By Erik Hopkins, staff reporter.

What do you think of when you think of the moon? Maybe that it’s made of cheese like you were told once when you were young. Maybe in your head you hear, “That’s one small step for man, one giant leap for mankind.” Thanks, Neil Armstrong.

Our understanding of how the moon was formed could potentially be flipped on its head, according to Kun Wang, a Washington University Geochemist. He found evidence that shows that the moon is actually made from melted Earth matter.

In the article “Proto-Earth May Have Been Significant Source of Lunar Material”, written by Soderman/NLSI Staff and published by NASA,“A giant impact between the proto-Earth and a Mars-sized impactor named Theia is the best current theory for the formation of the Moon.” After the collision with rubble left over, Earth’s rocks were vaporized and melted, and the elements within the rocks turned into gas. When all of Earth’s original pieces cooled and solidified, it created the Earth’s original natural satellite, according to Popular Science, a bi-monthly science magazine.

The magazine says that the temperature starts to decrease with time, the vapor begins to condense, forming liquid moonlet drops.

“The material would eventually coalesce into a disc – something like the rings of Saturn,” says Robin Canup, planetary scientist at the Southwest Research Institute. After the vapor turned into liquid moonlet drops, the moon formed and the rest of these materials fell down to Earth.

Nature, an international weekly journal of science, published Wang’s new analysis where he agreed with Canup’s statement. In Nature, Wang and his co-author Stein Jacobsen examined lunar dust from several different Apollo missions and counted potassium isotopes. In his lunar samples, Wang says he found heavier potassium signatures.

“[The data] reveals the physical conditions during the Earth-shattering event that formed the moon,” Wang told Popular Science. These samples basically show that the heavier material condensed first, which formed the moon.

The new analysis of these potassium isotope levels in lunar and terrestrial rocks allows us to support the high-energy impact there.
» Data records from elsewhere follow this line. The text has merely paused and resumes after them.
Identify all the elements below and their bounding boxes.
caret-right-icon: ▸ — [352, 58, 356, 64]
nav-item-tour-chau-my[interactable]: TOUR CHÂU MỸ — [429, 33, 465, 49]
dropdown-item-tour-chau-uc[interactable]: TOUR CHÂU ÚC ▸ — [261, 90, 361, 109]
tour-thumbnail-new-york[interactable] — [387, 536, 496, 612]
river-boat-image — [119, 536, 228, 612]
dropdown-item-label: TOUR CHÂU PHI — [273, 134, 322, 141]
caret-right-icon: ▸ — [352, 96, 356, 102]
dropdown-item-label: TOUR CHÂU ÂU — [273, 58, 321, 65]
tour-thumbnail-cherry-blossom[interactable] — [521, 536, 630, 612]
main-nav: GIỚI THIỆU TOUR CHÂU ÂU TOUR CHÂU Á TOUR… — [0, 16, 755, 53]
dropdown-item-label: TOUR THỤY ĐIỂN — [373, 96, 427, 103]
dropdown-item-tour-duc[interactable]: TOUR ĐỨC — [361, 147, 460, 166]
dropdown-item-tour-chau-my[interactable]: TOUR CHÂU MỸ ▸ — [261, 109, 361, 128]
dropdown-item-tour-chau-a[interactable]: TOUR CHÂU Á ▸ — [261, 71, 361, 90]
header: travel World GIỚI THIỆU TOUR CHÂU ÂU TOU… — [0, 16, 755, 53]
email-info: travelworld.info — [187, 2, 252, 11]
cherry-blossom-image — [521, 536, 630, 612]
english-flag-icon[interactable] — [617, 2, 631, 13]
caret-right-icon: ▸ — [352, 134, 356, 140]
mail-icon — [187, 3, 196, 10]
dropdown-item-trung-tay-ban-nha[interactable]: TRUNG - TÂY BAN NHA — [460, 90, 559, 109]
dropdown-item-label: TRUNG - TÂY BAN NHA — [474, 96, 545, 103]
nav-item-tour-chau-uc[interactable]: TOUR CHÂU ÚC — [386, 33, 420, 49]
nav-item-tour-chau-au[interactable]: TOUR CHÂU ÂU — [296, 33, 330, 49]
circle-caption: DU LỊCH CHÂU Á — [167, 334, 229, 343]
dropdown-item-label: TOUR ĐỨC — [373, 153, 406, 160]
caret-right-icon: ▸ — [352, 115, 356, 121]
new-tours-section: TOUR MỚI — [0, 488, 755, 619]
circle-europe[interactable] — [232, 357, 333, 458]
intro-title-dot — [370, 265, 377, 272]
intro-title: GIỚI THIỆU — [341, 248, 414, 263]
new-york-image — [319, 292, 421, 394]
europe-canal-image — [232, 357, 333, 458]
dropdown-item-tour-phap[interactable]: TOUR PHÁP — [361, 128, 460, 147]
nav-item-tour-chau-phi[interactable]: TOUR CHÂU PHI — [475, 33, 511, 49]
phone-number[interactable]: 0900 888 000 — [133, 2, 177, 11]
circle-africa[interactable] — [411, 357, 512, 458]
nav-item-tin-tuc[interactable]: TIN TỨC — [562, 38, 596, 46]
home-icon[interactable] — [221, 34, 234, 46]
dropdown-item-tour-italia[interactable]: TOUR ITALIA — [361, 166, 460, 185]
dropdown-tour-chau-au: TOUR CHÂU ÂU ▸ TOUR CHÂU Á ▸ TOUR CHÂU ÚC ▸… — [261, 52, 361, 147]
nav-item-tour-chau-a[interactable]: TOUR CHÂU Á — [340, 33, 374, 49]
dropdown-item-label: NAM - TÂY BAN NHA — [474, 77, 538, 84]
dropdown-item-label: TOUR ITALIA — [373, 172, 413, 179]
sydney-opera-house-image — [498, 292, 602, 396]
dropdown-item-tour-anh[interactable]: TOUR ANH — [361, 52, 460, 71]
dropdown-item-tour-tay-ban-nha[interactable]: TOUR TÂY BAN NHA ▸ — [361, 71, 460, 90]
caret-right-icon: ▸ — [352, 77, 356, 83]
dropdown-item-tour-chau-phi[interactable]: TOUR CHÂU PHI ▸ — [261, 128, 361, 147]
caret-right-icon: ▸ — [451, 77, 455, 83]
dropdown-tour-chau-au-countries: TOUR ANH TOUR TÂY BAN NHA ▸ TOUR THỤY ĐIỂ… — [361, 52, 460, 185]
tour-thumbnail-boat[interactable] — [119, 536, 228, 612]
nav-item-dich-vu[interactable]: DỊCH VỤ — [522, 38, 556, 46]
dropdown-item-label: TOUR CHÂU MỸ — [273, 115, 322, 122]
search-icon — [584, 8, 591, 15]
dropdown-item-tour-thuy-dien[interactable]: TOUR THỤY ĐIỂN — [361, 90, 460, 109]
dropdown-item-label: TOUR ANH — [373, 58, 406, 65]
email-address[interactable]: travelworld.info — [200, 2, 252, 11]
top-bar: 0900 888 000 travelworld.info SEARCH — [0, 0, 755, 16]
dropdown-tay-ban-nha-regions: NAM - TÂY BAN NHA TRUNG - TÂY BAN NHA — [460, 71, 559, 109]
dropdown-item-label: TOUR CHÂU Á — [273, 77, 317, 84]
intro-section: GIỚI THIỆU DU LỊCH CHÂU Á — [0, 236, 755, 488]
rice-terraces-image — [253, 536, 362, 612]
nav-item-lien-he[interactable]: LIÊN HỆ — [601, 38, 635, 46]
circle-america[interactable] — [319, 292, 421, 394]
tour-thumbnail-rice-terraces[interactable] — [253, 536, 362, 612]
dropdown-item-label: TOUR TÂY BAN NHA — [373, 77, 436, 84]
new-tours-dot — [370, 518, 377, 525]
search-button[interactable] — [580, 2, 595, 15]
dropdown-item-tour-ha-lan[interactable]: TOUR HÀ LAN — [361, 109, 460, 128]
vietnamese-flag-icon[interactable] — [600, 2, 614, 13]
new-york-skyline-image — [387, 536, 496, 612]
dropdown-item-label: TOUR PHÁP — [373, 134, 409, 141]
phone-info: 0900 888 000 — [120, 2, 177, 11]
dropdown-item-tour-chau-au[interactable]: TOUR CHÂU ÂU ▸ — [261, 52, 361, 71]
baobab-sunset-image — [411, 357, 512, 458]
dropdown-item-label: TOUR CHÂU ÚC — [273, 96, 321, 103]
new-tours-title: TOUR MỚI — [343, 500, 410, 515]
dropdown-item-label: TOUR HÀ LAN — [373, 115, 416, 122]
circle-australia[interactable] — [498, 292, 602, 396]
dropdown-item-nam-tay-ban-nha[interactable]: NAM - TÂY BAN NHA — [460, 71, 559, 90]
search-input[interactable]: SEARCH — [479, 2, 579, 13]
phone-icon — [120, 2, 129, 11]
“The enrichment of the heavy isotope of potassium in lunar rocks compared with those of the Earth and chondrites can be best explained as the result of the incomplete condensation of a bulk silicate Earth vapour at an ambient pressure that is higher than 10 bar,” says Wang and Jacobsen in Nature.

While there’s nothing extensive yet, this new piece of evidence will allow fresh and improved moon-formation theories, says Canup.